I spent enough time with the campers this week to know that each one who completed the week is remarkably talented and, in addition, an interesting young human being. I am looking forward to hearing about how they blossom in the future from Denise and Julie.

The Nuclear Medicine and Science Camp is supported by the CENTAUR consortium, which includes Florida State University as a member and which is based at Texas A&M University. The consortium is funded by a workforce development grant from the National Nuclear Security Administration.

The power point for the Tuesday evening’s parent presentation is here. Pictures from the camp are shown below.
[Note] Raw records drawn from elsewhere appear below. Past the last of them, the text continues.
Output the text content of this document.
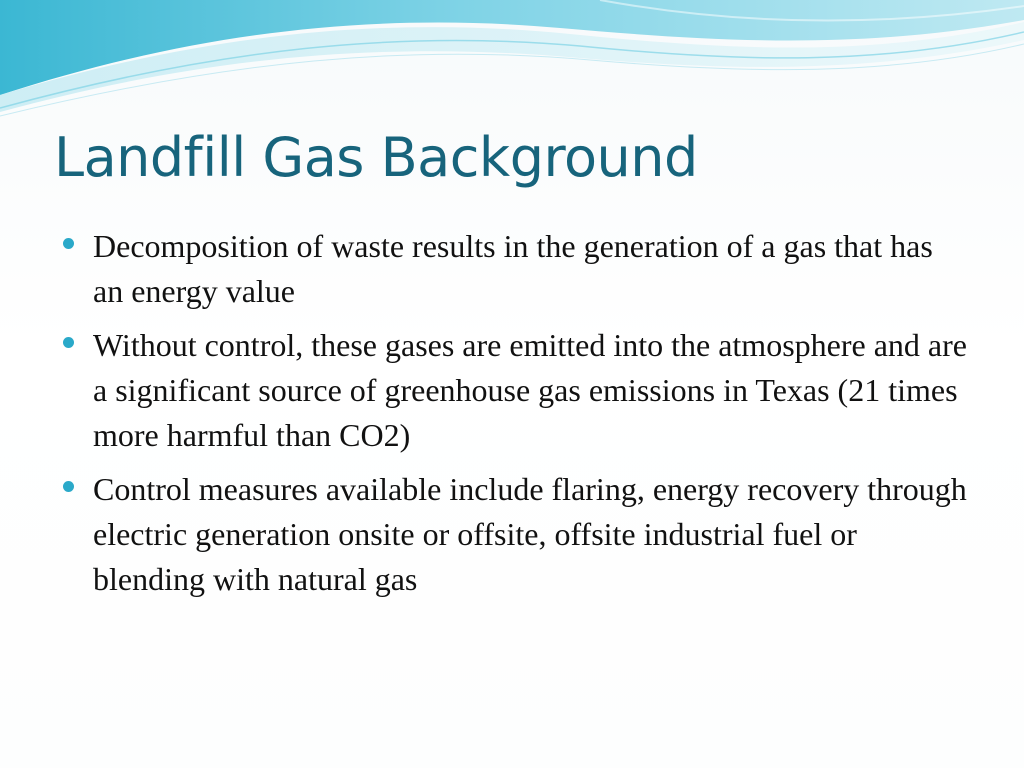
Landfill Gas Background
Decomposition of waste results in the generation of a gas that has an energy value
Without control, these gases are emitted into the atmosphere and are a significant source of greenhouse gas emissions in Texas (21 times more harmful than CO2)
Control measures available include flaring, energy recovery through electric generation onsite or offsite, offsite industrial fuel or blending with natural gas
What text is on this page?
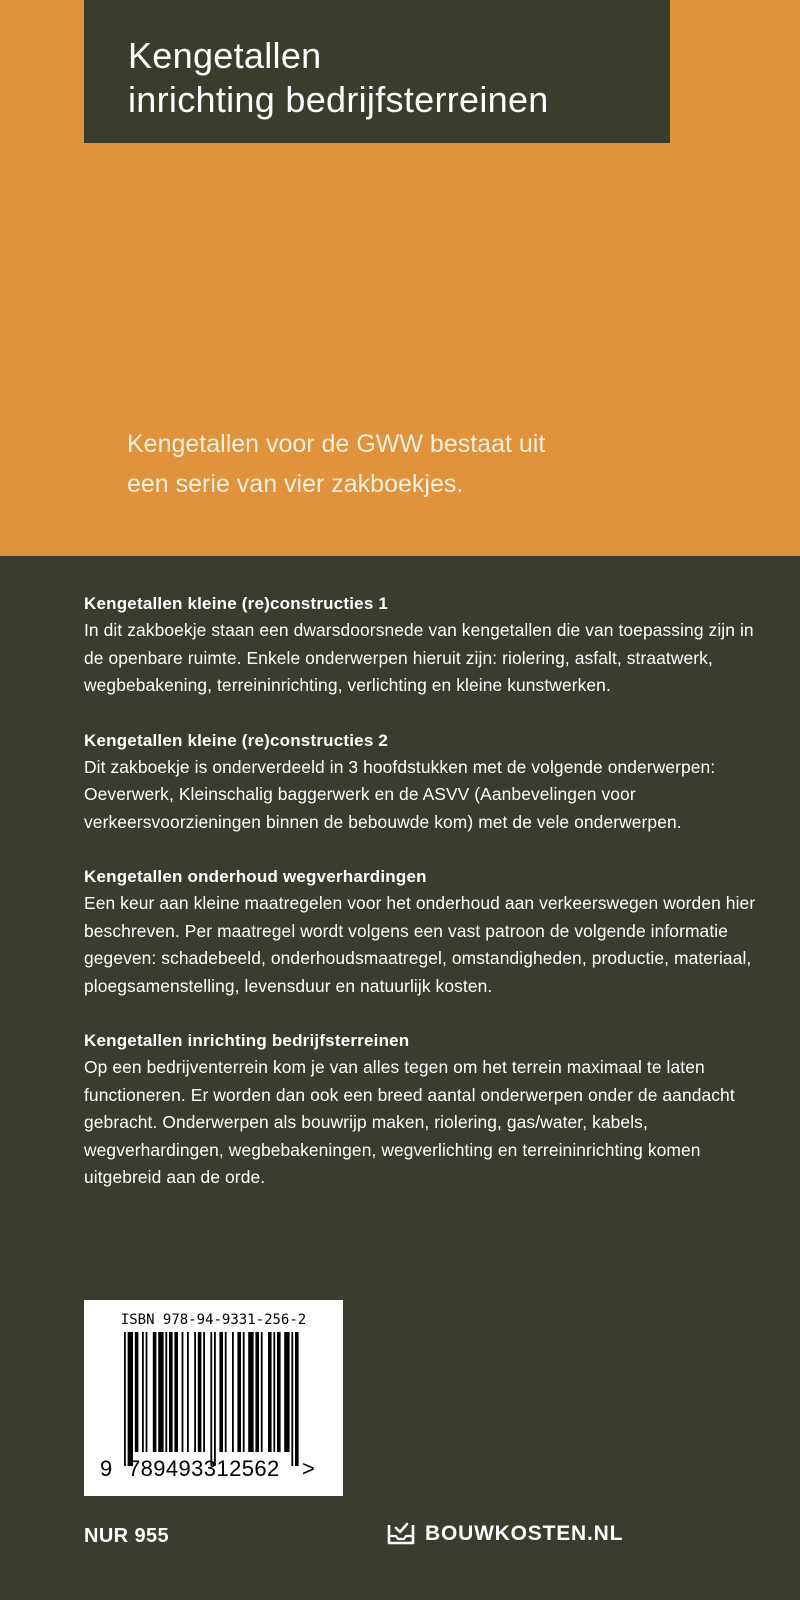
Kengetallen
inrichting bedrijfsterreinen
Kengetallen voor de GWW bestaat uit
een serie van vier zakboekjes.
Kengetallen kleine (re)constructies 1

In dit zakboekje staan een dwarsdoorsnede van kengetallen die van toepassing zijn in de openbare ruimte. Enkele onderwerpen hieruit zijn: riolering, asfalt, straatwerk, wegbebakening, terreininrichting, verlichting en kleine kunstwerken.

Kengetallen kleine (re)constructies 2

Dit zakboekje is onderverdeeld in 3 hoofdstukken met de volgende onderwerpen: Oeverwerk, Kleinschalig baggerwerk en de ASVV (Aanbevelingen voor verkeersvoorzieningen binnen de bebouwde kom) met de vele onderwerpen.

Kengetallen onderhoud wegverhardingen

Een keur aan kleine maatregelen voor het onderhoud aan verkeerswegen worden hier beschreven. Per maatregel wordt volgens een vast patroon de volgende informatie gegeven: schadebeeld, onderhoudsmaatregel, omstandigheden, productie, materiaal, ploegsamenstelling, levensduur en natuurlijk kosten.

Kengetallen inrichting bedrijfsterreinen

Op een bedrijventerrein kom je van alles tegen om het terrein maximaal te laten functioneren. Er worden dan ook een breed aantal onderwerpen onder de aandacht gebracht. Onderwerpen als bouwrijp maken, riolering, gas/water, kabels, wegverhardingen, wegbebakeningen, wegverlichting en terreininrichting komen uitgebreid aan de orde.

ISBN 978-94-9331-256-2
9 789493312562 >
NUR 955	BOUWKOSTEN.NL
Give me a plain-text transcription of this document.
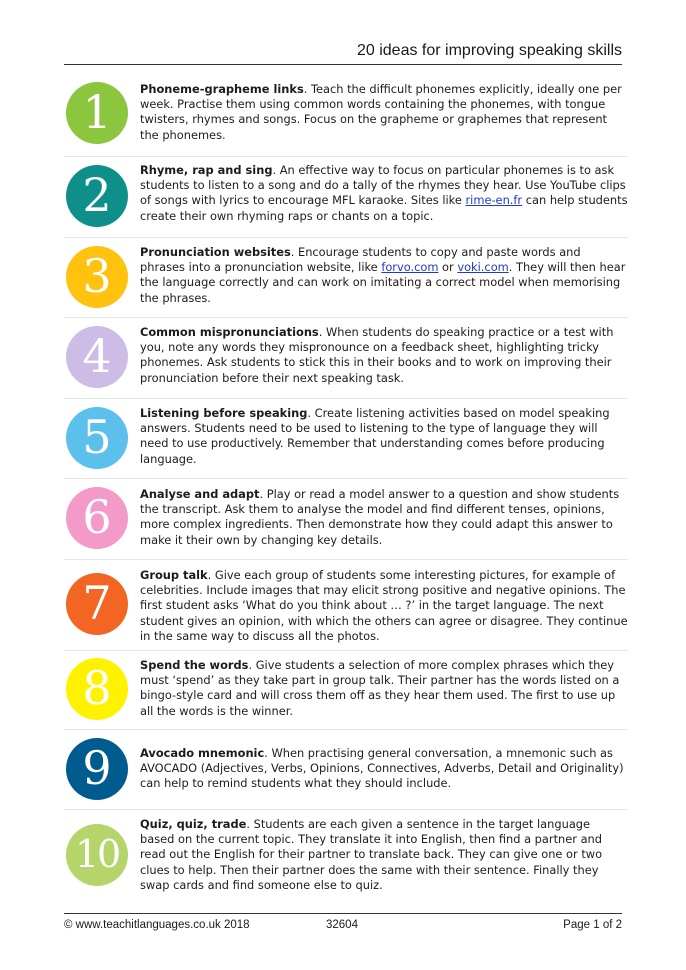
20 ideas for improving speaking skills
1 Phoneme-grapheme links. Teach the difficult phonemes explicitly, ideally one per week. Practise them using common words containing the phonemes, with tongue twisters, rhymes and songs. Focus on the grapheme or graphemes that represent the phonemes.
2 Rhyme, rap and sing. An effective way to focus on particular phonemes is to ask students to listen to a song and do a tally of the rhymes they hear. Use YouTube clips of songs with lyrics to encourage MFL karaoke. Sites like rime-en.fr can help students create their own rhyming raps or chants on a topic.
3 Pronunciation websites. Encourage students to copy and paste words and phrases into a pronunciation website, like forvo.com or voki.com. They will then hear the language correctly and can work on imitating a correct model when memorising the phrases.
4 Common mispronunciations. When students do speaking practice or a test with you, note any words they mispronounce on a feedback sheet, highlighting tricky phonemes. Ask students to stick this in their books and to work on improving their pronunciation before their next speaking task.
5 Listening before speaking. Create listening activities based on model speaking answers. Students need to be used to listening to the type of language they will need to use productively. Remember that understanding comes before producing language.
6 Analyse and adapt. Play or read a model answer to a question and show students the transcript. Ask them to analyse the model and find different tenses, opinions, more complex ingredients. Then demonstrate how they could adapt this answer to make it their own by changing key details.
7
Group talk. Give each group of students some interesting pictures, for example of celebrities. Include images that may elicit strong positive and negative opinions. The first student asks ‘What do you think about … ?’ in the target language. The next student gives an opinion, with which the others can agree or disagree. They continue in the same way to discuss all the photos.
8 Spend the words. Give students a selection of more complex phrases which they must ‘spend’ as they take part in group talk. Their partner has the words listed on a bingo-style card and will cross them off as they hear them used. The first to use up all the words is the winner.
9 Avocado mnemonic. When practising general conversation, a mnemonic such as AVOCADO (Adjectives, Verbs, Opinions, Connectives, Adverbs, Detail and Originality) can help to remind students what they should include.
10
Quiz, quiz, trade. Students are each given a sentence in the target language based on the current topic. They translate it into English, then find a partner and read out the English for their partner to translate back. They can give one or two clues to help. Then their partner does the same with their sentence. Finally they swap cards and find someone else to quiz.
© www.teachitlanguages.co.uk 2018	32604	Page 1 of 2
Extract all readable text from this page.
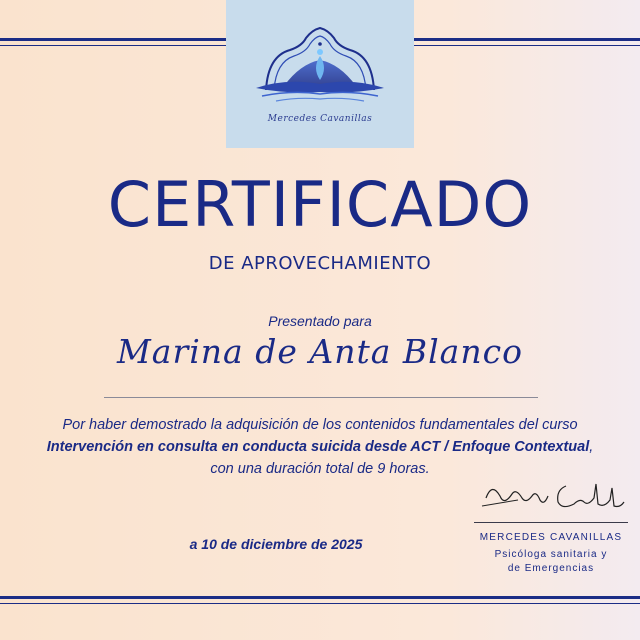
Mercedes Cavanillas
CERTIFICADO
DE APROVECHAMIENTO
Presentado para
Marina de Anta Blanco
Por haber demostrado la adquisición de los contenidos fundamentales del curso Intervención en consulta en conducta suicida desde ACT / Enfoque Contextual, con una duración total de 9 horas.
a 10 de diciembre de 2025	MERCEDES CAVANILLAS
Psicóloga sanitaria y
de Emergencias
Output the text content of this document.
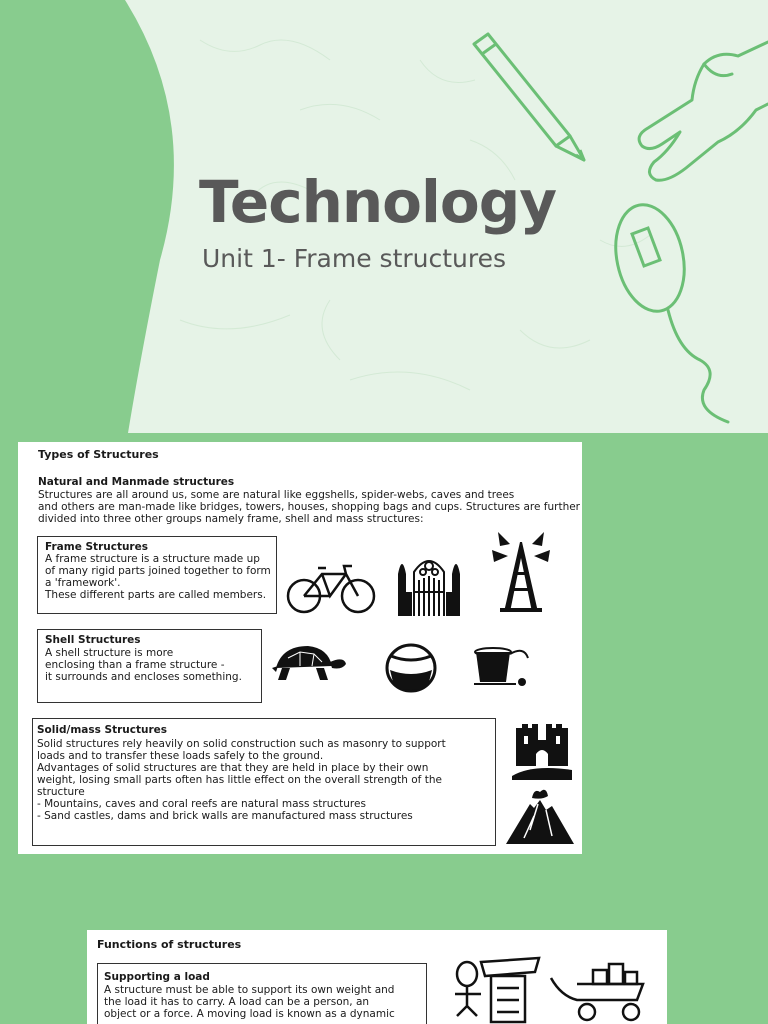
Technology

Unit 1- Frame structures

Types of Structures
Natural and Manmade structures
Structures are all around us, some are natural like eggshells, spider-webs, caves and trees
and others are man-made like bridges, towers, houses, shopping bags and cups. Structures are further
divided into three other groups namely frame, shell and mass structures:
Frame Structures
A frame structure is a structure made up
of many rigid parts joined together to form
a 'framework'.
These different parts are called members.
Shell Structures
A shell structure is more
enclosing than a frame structure -
it surrounds and encloses something.
Solid/mass Structures
Solid structures rely heavily on solid construction such as masonry to support
loads and to transfer these loads safely to the ground.
Advantages of solid structures are that they are held in place by their own
weight, losing small parts often has little effect on the overall strength of the
structure
- Mountains, caves and coral reefs are natural mass structures
- Sand castles, dams and brick walls are manufactured mass structures
Functions of structures
Supporting a load
A structure must be able to support its own weight and
the load it has to carry. A load can be a person, an
object or a force. A moving load is known as a dynamic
LSU Physics Professor Scott Marley joined the camp for several days to prepare for his own camp, which will debut in Baton Rouge next year. On Monday, the first day of the camp, he assisted two campers who were trying to understand how the intensity of radiation detected from a radioactive source depends on the distance of the monitor from the source.
Bozeman School math and science teacher Denise Newsome explained the inverse square law for radiation intensity to campers on Monday.
On Tuesday morning, campers visited the nuclear medicine facility at HCA Florida Gulf Coast Hospital in Panama City. Here the campers posed with one of the hospital’s gamma cameras.
HCA Florida Gulf Coast Hospital lead nuclear medicine technician Brad Hawkins explains a bone scan performed using a radioactive isotope and the gamma camera to campers.
On Tuesday afternoon, campers went on a scavenger hunt with radiation monitors for radioactive sources that had been hidden in the school.
On Wednesday morning, the campers became nuclear spectroscopists using PASCO gamma-ray spectroscopy systems.
On Wednesday afternoon, campers became atomic spectroscopists using plasma lamps and diffraction gratings. They took FSU Physics diffraction glasses home with them on Wednesday evening.
The campers posed with a statue of the Bozeman School mascot on Wednesday afternoon.
On Thursday, campers built their understanding of half-lives using Desmos…
…and M&M’s! See below, too.
On Friday, the campers visited the FSU campus in Tallahassee. They started with a tour of the National High Magnetic Field Laboratory led by Distinguished University Scholar Scott Hannahs.
After visiting the Magnet Lab, the campers moved on to the John D. Fox Superconducting Accelerator Laboratory, where their tour was led by Distinguished Research Professor and lab director Ingo Wiedenhoever.
The visit to FSU’s Tallahassee campus ended with a presentation of certificates to the campers.